Random from Dictionary

Tim Peters tim.one at home.com
Sun Oct 21 17:29:07 EDT 2001


[Tim]
> ...
> In 2.2 you could use a more memory-efficient scheme via iterating over
> d directly:
>
> def random_from_dict(d, x):
>     "Return and remove x random (k, v) pairs from d."
>     from random import random
>     n = float(len(d))  # float() so x/n later doesn't truncate to 0
>     if not 1 <= x <= n:
>         raise ValueError("go away")
>     result = []
>     for k in d:
>         # Choose this item with probability x/n.
>         if random() <= x/n:
>             result.append((k, d[k]))
>             x -= 1
>             if x == 0:
>                 break
>         n -= 1
>     for k, v in result:
>         del d[k]
>     return result

[Martin von Loewis]
> Does that give each key in the dictionary the same probability of
> being picked (assuming random() distributes uniformly)?

Yes.

> If yes, is there some easy way to "see" that this is the case?

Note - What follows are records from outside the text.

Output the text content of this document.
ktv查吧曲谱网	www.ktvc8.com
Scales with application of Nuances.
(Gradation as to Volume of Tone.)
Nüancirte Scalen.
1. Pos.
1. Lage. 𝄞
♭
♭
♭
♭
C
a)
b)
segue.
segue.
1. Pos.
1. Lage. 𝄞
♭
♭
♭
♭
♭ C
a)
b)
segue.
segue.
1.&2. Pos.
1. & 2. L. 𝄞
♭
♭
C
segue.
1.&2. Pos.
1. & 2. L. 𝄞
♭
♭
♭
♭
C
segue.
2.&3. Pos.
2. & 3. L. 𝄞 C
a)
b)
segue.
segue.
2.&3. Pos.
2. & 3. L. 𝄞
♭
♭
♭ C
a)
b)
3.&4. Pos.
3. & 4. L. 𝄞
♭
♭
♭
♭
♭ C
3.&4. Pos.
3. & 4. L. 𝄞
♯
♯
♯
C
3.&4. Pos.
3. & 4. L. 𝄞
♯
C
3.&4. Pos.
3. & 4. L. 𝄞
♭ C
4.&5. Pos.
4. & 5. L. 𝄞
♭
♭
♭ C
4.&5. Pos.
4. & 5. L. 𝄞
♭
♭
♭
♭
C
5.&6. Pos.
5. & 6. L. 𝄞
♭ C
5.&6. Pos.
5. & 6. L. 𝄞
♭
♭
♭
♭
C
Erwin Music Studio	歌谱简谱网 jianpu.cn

Not an entirely convincing easy way that I know of.  I view it like this:
The first element is obviously chosen with probability x/n, and that's
obviously correct.  If it's not chosen, then we need to pick an
x-combination of the n-1 remaining elements at random, so decrementing n
alone "obviously" does the right thing to reduce the problem to this new
case.  OTOH, if we do choose the first element, then what remains is to
choose a random x-1 combination of the remaining n-1 elements, so
decrementing both x and n is "obviously" correct to reduce the problem to
that new case.  You can turn that into a formal proof without *much*
difficulty.

"Algorithm S" in Knuth Vol 2 Ed 3 Section 3.4.2 is a more confusingly (to my
mind) coded version of this.  The text remarks that the algorithm appears
"to be incorrect", but leaves it to a series of detailed exercises to prove
it's unbiased.  Here's a start:  again, the first element is obviously
chosen with probability x/n.  It is or it isn't picked.  If it is, the 2nd
element is chosen with (conditional) probability x/n * (x-1)/(n-1); if it
isn't, with cond prob (n-x)/n * x/(n-1).  Add those together to get the prob
that the 2nd element is chosen:

    x*(x-1)   (n-x)*x   x*(x-1+n-x)   x*(n-1)   x
    ------- + ------- = ----------- = ------- = -
    n*(n-1)   n*(n-1)     n*(n-1)     n*(n-1)   n

Now wave your hands a lot for the rest, or break down and do some actual
math <wink>.

> If no, could one design an algorithm that iterates over a dictionary
> only once, still offers the same probability to each key?

Already done by the above.  A more efficient way, but harder to work out the
details, is to exploit that there are comb(n, x) possible x- combinations of
the integers in range(n).  Establish a computable bijection beteen all
x-combinations of range(n) and the integers in range(comb(n, x)).  Pick one
integer from range(comb(n, x)) at random, and compute the corresponding
x-combination of range(n) under the bijection.  This can be used as a list
of indices to suck out x elements from d.items().